Dulles Rail, a transit-oriented “smart growth” project, is supposed to transform car-centric Tysons Corner into an upscale pedestrian mecca. So why is Fairfax County scrambling to find parking spots for Metro riders before Phase I opens? Even county residents who support the Metrorail extension despite its still-spiraling costs are starting to wonder whether the grand plans for a “walkable” Tysons — initially promised at no extra cost to taxpayers countywide — were just a ruse to distract them from the fact that county officials ignored their own growth guidelines and approved aggressively higher densities without the foggiest idea of how to pay for $2 billion in infrastructure upgrades such development would require. Phase I is under construction and Fairfax officials haven’t even figured out how to get commuters to and from Tysons’ four new rail stations. There’s no funding for a new street grid in the notoriously unwalkable Tysons, where crossing the street should be classified as an extreme sport. And the ballyhooed bike paths, hiking trails and internal connector bus system are still nothing but pipe dreams. Hence the current scramble to identify hundreds of supposedly “temporary” parking spaces for transit riders on nearby commercial lots so the grand opening of Dulles Rail Phase I won’t be a complete bust.
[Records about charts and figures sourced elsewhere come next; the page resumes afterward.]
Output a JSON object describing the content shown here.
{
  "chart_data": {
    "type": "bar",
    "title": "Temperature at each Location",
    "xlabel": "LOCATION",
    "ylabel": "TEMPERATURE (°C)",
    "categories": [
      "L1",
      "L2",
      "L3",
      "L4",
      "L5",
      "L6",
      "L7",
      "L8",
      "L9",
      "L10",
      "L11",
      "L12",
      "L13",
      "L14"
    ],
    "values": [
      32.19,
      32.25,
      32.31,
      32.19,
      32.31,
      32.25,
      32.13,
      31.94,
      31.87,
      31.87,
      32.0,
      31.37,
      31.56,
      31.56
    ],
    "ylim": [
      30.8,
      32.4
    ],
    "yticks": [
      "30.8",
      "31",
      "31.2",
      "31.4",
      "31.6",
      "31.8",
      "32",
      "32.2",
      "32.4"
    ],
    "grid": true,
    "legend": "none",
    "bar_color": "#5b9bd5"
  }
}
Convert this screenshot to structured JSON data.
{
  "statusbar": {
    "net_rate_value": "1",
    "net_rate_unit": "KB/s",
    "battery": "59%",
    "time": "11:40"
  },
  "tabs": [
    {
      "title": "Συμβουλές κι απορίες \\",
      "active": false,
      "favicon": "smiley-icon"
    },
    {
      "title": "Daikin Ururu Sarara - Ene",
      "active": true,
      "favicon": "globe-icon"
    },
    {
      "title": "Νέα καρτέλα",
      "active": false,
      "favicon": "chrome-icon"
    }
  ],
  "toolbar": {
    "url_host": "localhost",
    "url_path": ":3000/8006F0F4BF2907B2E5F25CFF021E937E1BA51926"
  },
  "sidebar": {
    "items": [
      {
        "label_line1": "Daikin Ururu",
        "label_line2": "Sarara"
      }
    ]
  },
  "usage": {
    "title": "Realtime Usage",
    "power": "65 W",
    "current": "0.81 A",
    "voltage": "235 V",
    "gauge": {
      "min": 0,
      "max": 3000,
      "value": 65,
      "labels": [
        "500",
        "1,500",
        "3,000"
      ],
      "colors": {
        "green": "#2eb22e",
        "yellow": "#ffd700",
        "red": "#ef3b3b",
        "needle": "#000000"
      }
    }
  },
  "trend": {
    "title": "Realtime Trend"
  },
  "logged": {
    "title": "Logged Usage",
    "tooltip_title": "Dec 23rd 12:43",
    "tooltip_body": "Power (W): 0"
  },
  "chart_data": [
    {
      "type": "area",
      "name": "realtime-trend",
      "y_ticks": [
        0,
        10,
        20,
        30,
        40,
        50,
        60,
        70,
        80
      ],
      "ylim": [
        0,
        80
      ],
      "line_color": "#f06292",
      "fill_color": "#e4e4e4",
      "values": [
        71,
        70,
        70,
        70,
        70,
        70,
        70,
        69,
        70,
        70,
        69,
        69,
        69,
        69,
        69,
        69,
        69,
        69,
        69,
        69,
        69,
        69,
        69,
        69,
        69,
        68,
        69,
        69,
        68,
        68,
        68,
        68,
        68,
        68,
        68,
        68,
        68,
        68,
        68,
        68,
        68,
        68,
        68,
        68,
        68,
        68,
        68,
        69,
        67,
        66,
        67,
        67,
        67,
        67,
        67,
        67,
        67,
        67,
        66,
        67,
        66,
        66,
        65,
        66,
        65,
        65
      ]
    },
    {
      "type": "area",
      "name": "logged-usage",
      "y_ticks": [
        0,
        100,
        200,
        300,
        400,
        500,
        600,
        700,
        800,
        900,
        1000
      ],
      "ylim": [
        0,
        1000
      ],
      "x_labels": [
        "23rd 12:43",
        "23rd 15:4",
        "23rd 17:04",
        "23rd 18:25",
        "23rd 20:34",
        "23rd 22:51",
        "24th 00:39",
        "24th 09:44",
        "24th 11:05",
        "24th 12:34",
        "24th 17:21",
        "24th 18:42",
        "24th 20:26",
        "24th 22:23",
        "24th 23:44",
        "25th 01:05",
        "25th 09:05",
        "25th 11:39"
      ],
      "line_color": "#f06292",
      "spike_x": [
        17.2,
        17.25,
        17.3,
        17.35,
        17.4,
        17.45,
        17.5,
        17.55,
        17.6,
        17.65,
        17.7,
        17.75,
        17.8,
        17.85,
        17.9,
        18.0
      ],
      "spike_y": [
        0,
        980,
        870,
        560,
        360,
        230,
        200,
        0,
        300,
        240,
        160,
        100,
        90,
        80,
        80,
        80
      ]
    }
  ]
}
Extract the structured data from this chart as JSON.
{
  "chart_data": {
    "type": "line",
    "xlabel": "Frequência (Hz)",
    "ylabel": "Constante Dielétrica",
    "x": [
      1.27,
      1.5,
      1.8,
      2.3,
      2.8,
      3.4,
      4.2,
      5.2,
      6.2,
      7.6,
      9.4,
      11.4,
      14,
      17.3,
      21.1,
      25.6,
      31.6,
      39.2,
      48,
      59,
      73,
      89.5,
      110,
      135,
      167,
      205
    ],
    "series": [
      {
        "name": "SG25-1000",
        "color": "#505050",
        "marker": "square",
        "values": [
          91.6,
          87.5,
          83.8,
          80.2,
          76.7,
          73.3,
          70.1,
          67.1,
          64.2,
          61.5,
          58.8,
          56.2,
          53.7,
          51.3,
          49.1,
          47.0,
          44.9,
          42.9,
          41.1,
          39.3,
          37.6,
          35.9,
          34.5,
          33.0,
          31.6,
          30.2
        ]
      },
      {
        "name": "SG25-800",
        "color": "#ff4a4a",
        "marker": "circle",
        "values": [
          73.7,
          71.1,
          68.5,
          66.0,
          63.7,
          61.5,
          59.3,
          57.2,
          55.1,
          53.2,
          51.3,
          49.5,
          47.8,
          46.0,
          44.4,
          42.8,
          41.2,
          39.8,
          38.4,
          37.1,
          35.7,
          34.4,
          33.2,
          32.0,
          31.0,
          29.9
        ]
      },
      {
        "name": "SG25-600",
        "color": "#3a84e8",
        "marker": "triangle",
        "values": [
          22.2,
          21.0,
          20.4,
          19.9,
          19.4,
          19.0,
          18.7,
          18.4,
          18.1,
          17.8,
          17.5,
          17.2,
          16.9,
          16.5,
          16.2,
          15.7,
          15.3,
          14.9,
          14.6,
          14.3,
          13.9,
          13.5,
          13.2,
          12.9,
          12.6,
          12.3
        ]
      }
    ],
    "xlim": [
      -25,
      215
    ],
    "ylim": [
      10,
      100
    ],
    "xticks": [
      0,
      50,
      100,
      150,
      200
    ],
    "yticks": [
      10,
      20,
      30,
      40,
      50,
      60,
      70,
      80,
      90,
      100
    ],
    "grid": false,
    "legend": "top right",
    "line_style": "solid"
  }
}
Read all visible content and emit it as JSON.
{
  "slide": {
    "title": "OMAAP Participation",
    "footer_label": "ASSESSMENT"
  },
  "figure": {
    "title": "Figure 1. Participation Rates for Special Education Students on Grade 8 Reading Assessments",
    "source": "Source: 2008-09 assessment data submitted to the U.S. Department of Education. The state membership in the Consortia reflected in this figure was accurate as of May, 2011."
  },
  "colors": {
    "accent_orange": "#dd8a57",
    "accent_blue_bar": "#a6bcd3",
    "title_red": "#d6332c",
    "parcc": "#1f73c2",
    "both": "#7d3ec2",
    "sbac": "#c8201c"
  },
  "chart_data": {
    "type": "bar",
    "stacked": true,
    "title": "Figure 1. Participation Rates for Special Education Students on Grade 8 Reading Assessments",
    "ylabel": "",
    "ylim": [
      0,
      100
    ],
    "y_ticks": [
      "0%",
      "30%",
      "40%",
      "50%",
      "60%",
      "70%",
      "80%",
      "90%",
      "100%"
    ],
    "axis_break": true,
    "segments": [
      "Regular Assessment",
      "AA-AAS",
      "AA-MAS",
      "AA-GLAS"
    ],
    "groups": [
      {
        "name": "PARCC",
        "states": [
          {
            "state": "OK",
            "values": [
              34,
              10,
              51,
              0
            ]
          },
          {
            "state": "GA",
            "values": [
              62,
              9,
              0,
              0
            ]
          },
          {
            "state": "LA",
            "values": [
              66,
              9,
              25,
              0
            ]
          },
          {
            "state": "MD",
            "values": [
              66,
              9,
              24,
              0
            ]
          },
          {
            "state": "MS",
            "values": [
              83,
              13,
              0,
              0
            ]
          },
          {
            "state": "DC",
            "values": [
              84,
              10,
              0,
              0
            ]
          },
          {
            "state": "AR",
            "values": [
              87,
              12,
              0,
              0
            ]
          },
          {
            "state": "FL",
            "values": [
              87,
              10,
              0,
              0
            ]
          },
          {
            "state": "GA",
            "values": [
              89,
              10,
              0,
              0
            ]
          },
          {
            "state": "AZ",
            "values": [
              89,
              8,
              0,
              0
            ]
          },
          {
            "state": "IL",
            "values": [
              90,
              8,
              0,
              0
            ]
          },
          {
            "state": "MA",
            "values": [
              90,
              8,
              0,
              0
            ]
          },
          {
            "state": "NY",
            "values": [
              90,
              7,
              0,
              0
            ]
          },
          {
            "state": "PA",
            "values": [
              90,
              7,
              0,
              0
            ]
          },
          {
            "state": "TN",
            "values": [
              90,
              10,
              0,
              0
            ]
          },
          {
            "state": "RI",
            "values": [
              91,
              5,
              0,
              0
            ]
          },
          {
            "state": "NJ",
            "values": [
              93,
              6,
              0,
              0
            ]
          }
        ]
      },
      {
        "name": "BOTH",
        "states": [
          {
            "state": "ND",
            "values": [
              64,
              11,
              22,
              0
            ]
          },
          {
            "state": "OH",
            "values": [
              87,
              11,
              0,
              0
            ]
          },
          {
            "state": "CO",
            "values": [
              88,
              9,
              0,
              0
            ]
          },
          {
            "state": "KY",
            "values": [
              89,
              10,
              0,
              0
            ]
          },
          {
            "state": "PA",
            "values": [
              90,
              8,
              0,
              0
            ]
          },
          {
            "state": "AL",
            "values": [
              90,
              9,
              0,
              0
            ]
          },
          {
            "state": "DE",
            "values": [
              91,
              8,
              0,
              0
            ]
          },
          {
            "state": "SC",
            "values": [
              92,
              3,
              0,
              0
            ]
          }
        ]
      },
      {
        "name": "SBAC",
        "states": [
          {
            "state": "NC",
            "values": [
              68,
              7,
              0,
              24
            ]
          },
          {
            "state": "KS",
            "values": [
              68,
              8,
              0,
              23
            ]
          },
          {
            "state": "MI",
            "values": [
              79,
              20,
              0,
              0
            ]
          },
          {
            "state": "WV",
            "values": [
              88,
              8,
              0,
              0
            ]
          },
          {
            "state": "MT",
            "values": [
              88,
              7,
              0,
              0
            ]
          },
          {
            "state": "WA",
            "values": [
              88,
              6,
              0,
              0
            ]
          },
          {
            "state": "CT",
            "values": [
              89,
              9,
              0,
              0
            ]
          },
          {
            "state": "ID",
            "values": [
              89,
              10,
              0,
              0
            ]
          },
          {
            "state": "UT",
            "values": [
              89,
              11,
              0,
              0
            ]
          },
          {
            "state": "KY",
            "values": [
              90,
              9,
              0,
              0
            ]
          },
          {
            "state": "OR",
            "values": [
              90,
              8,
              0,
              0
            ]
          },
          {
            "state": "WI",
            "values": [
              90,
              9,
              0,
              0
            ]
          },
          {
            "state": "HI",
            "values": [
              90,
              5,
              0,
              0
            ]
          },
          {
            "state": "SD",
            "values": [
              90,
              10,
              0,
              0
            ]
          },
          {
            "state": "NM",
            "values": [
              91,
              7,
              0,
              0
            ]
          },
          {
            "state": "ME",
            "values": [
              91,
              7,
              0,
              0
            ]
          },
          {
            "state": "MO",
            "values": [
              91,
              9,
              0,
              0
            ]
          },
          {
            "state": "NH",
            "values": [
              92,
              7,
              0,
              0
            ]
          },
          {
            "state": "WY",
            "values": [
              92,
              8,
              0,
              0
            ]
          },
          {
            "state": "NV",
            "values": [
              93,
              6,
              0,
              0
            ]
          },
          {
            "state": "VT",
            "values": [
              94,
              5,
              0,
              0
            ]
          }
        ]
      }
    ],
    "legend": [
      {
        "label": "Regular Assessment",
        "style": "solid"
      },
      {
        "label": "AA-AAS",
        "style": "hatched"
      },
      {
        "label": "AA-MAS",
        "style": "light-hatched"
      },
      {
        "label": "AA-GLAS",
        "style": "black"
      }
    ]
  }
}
While residents of nearby communities have trouble exiting their own neighborhoods because of the heavy Tysons Corner traffic, county planners are considering nine rezoning applications — including one for a 6-million-square-foot high-rise that will add 400 apartments and replace a parking lot at the corner of Leesburg Pike and Spring Hill Road. “I thought they were taking the traffic out,” Claudia Diamond, president of the Westwood Village Townhome Association, complained to the Fairfax Times in July. “This is bringing traffic in.” Exactly. Increasing density in traffic-choked Tysons Corner without any independent analysis of its potential effect on either taxpayers or commuters, is spectacularly irresponsible. Yet county staff routinely dismiss legitimate challenges to their rosy, but fictitious scenario of a redesigned, pedestrian-friendly Tysons Corner by claiming that any issues raised by concerned citizens are “under study.”
Study this: If Dulles Rail will increase mass transit ridership and decrease driving, why is Fairfax County looking for Metro parking spaces? And why hasn’t the Fairfax County Planning Commission at least done a cost/benefit analysis of transit-oriented development in Tysons before trying to stick taxpayers with the $2 billion tab?